With the advent of early, aggressive treatment and more effective drugs, rheumatoid arthritis (RA) patients are facing joint surgery much less than they were 20 years ago.
When rheumatologist Erdal Diri started working at Trinity Health Center in Minot, N.D., more than a decade ago, he saw many RA patients referred to him by surgeons frustrated by the levels of joint inflammation they saw. Better inflammation-fighting drugs and a new approach to treating RA more aggressively have changed that, he says. From an average of 30 to 40 RA patients per year being sent for surgery at this rural hospital, Dr. Diri now sends only 4 or 5.
Research Backs a Decline in RA Joint Surgeries
A study conducted by rheumatologists at the Mayo Clinic in Rochester, Minn., and published in Journal of Rheumatology in March 2012, tracked surgeries among 813 RA patients from 1980 to 2007. The researchers, led by Eric L. Matteson, MD, found that the incidence of any joint surgery within 10 years of diagnosis went from 27.3% in the 1980 to 1994 period, to 19.5% in the 1995 to 2007 period.
Surgeons also notice the decline in RA patients coming to their offices to seek joint replacements, notes Jeffrey N. Katz, MD, associate physician at Brigham and Women’s Hospital, and professor of medicine at Harvard Medical School. In the past, about 20% of the joint replacements performed by his department were related to RA; now they only perform 10% of joint replacements on RA patients.
Today, the RA patients needing joint surgery are mostly older patients who developed rheumatoid arthritis prior to the new crop of drugs coming on the market or people who have not had access to these drugs, including uninsured people and immigrants coming from poor countries where the treatments are not available, says Dr. Katz.
Inflammation Control Is Key to Preventing Joint Damage
Doctors now have many different weapons to fight inflammation in RA. The disease-modifying antirheumatic drug methotrexate is still the standard first-line drug used to treat RA inflammation, says Dr. Diri. If he doesn’t see results from methotrexate after about two months, biologic drugs are added. This is a big change from the approach to RA in the past, when doctors might wait several months to see if drugs were fighting inflammation – a period when irreversible joint damage might occur, he says. “Now, patients who are diagnosed with rheumatoid arthritis start with methotrexate and we get the biologic on board if they don’t respond. We don’t hang around too much anymore.”
The biologic drugs work in about half of RA patients, so rheumatologists can switch the patient to another treatment if one isn’t working, says Dr. Bathon. And because the drugs are more effective and are being used earlier to fight RA inflammation, we no longer see the need for multiple joint surgeries in these patients, she adds. “People quite often had hand surgery, foot surgery, shoulder replacements, knee replacements.,” she says.
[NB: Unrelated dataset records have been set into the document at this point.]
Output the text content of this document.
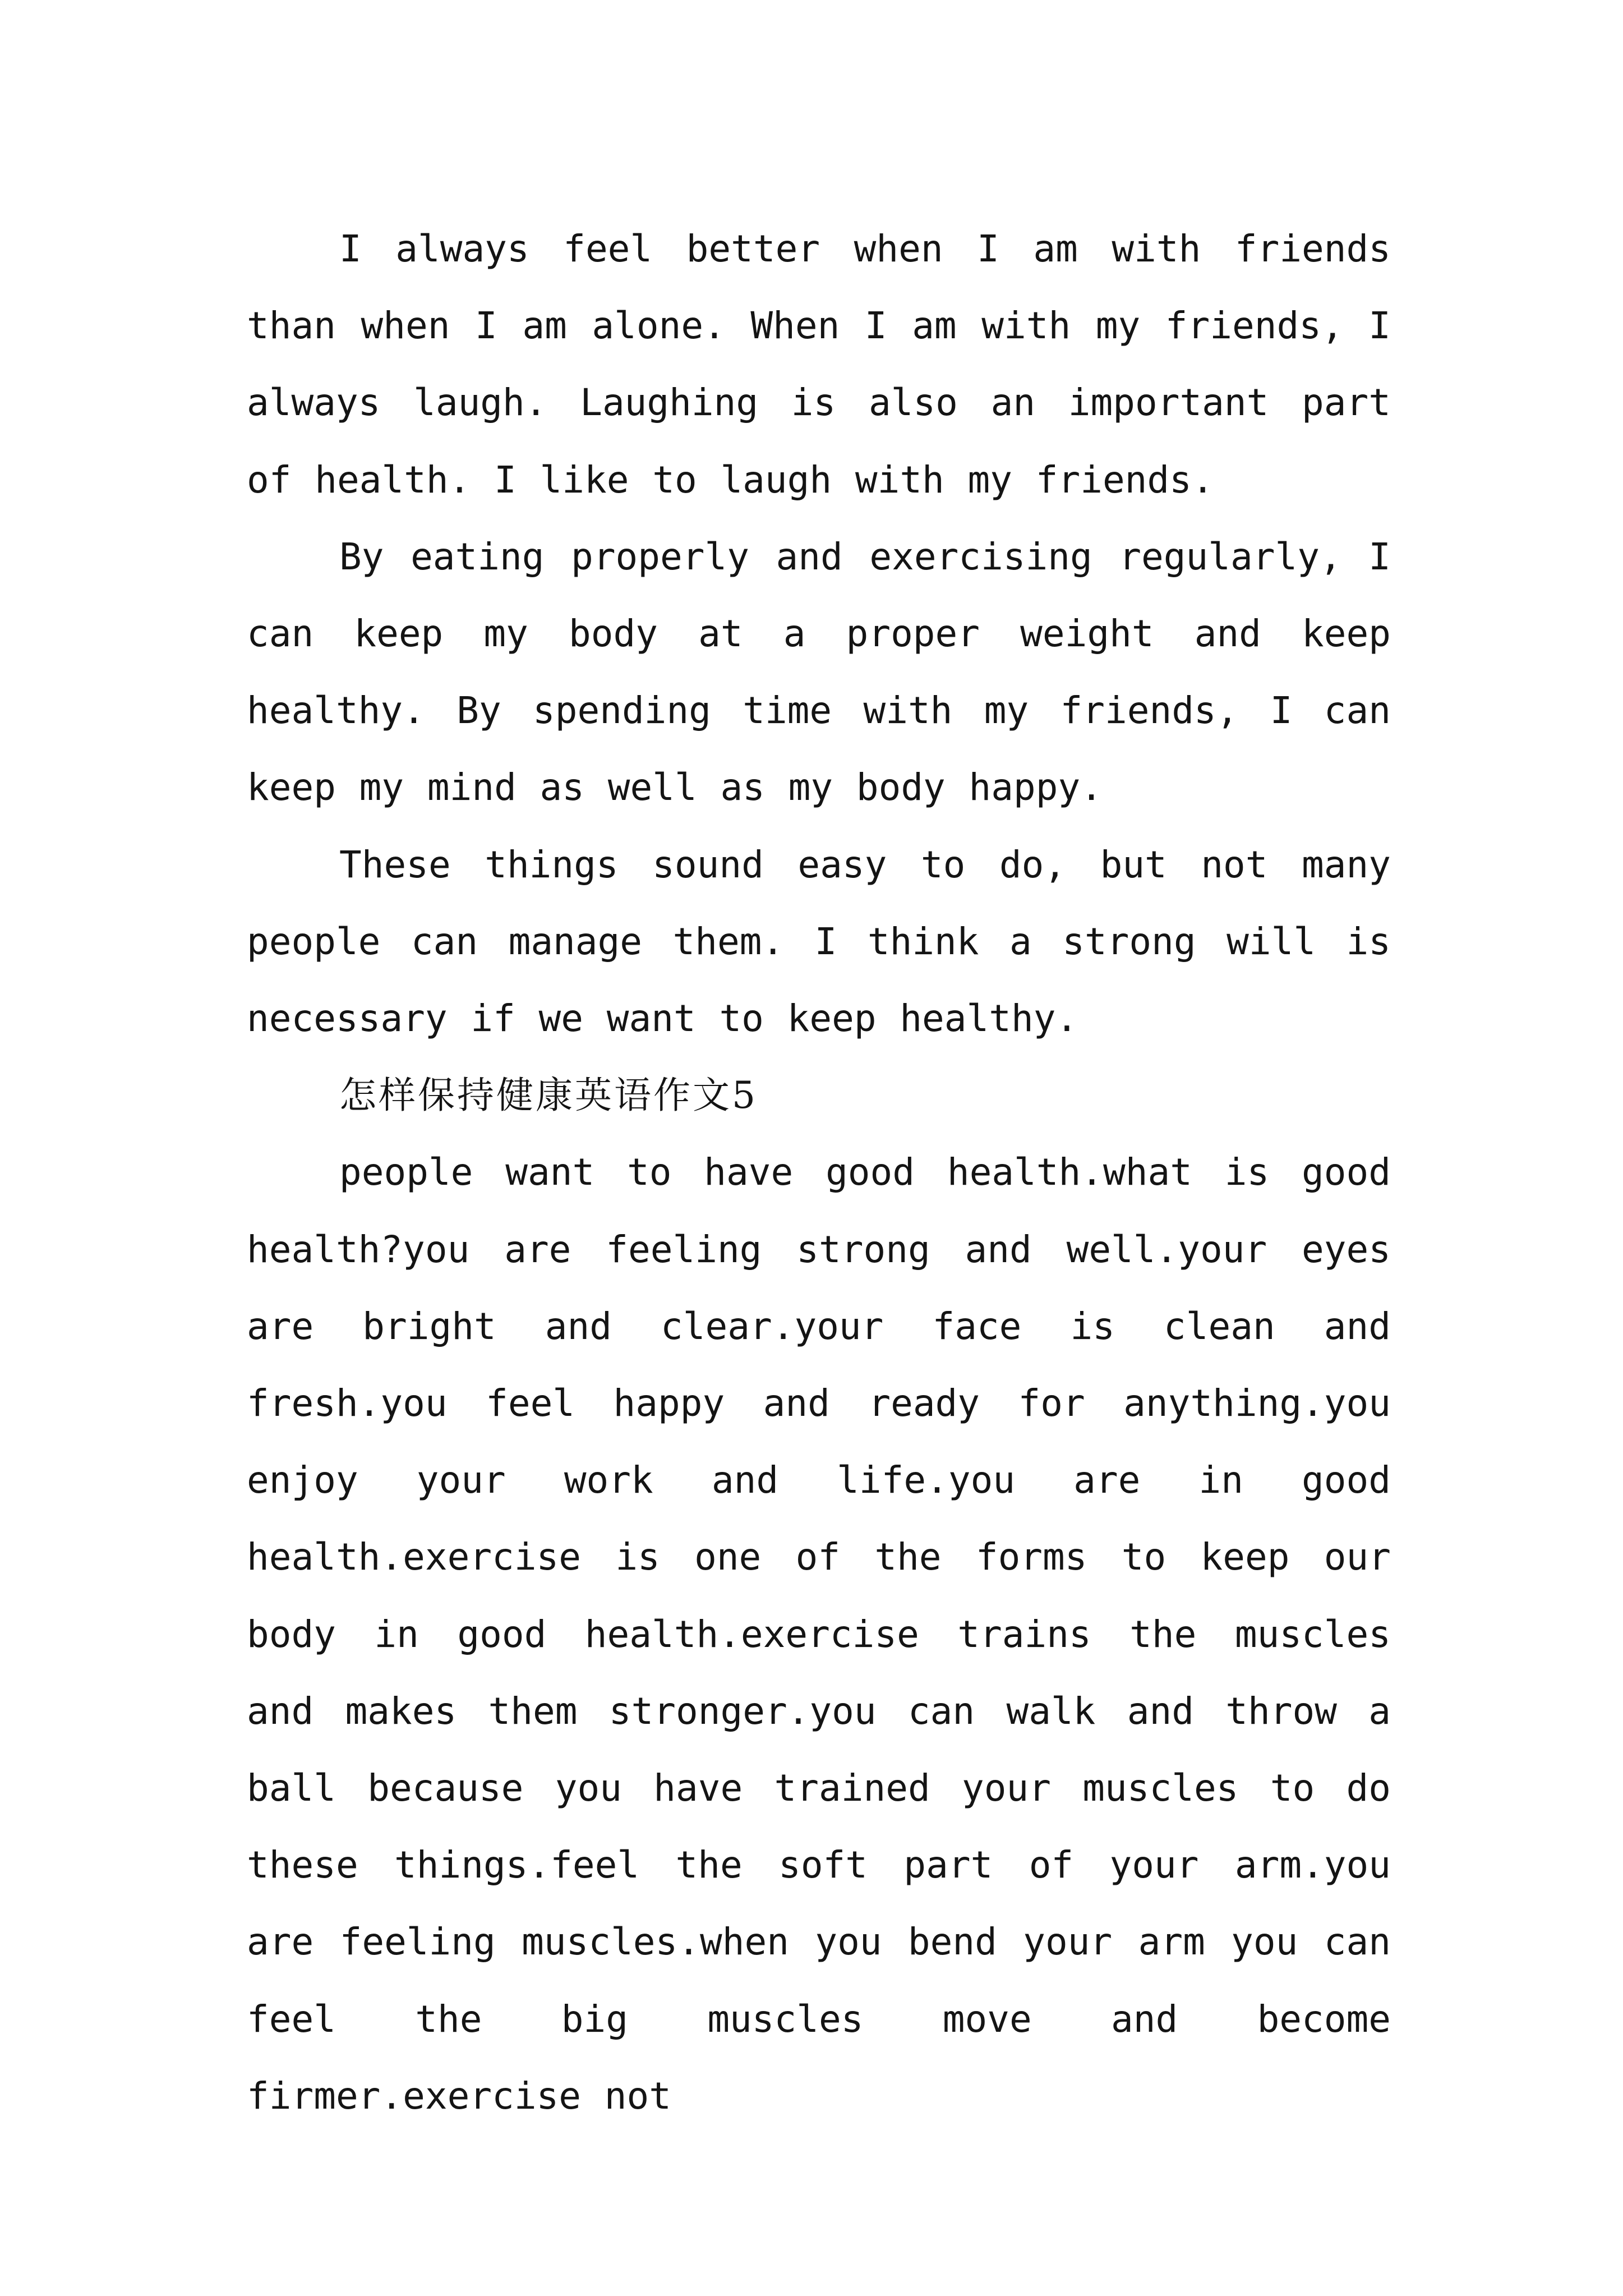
I always feel better when I am with friends than when I am alone. When I am with my friends, I always laugh. Laughing is also an important part of health. I like to laugh with my friends.

By eating properly and exercising regularly, I can keep my body at a proper weight and keep healthy. By spending time with my friends, I can keep my mind as well as my body happy.

These things sound easy to do, but not many people can manage them. I think a strong will is necessary if we want to keep healthy.

怎样保持健康英语作文5

people want to have good health.what is good health?you are feeling strong and well.your eyes are bright and clear.your face is clean and fresh.you feel happy and ready for anything.you enjoy your work and life.you are in good health.exercise is one of the forms to keep our body in good health.exercise trains the muscles and makes them stronger.you can walk and throw a ball because you have trained your muscles to do these things.feel the soft part of your arm.you are feeling muscles.when you bend your arm you can feel the big muscles move and become firmer.exercise not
However, the new array of drugs to fight inflammation, including oral, infused and injectable biologic drugs, work well enough to offer people with RA a greater chance at a normal life, she says.
Educating PCPs and Medical Students About RA
The challenges for rheumatologists now include educating primary-care physicians and medical students to recognize the signs of RA early so patients can be referred for aggressive treatment before joint deformity can take place, says Dr. Diri. “When I observe students doing a rotation with me, when I mention even something like an anti-CCP (anti-cyclic citrullinated peptide antibody) test, they say, ‘Oh, is that new?’ And this student, in a few months, will be a physician! If they’re not educated about the new things in rheumatology, then they think that they can manage RA with NSAIDs or 5 to 7.5 milligrams of methotrexate a week, delaying appropriate treatment of the patient.”
Biomarkers May Help Improve Outcomes
Rheumatologists are also focusing on more effective, precise tests to determine which drug treatment is best for each patient, says Dr. Bathon. “Research in biomarkers is key. Is there a genetic polymer? Is there a particular protein marker in the blood? That’s where the field is heading.”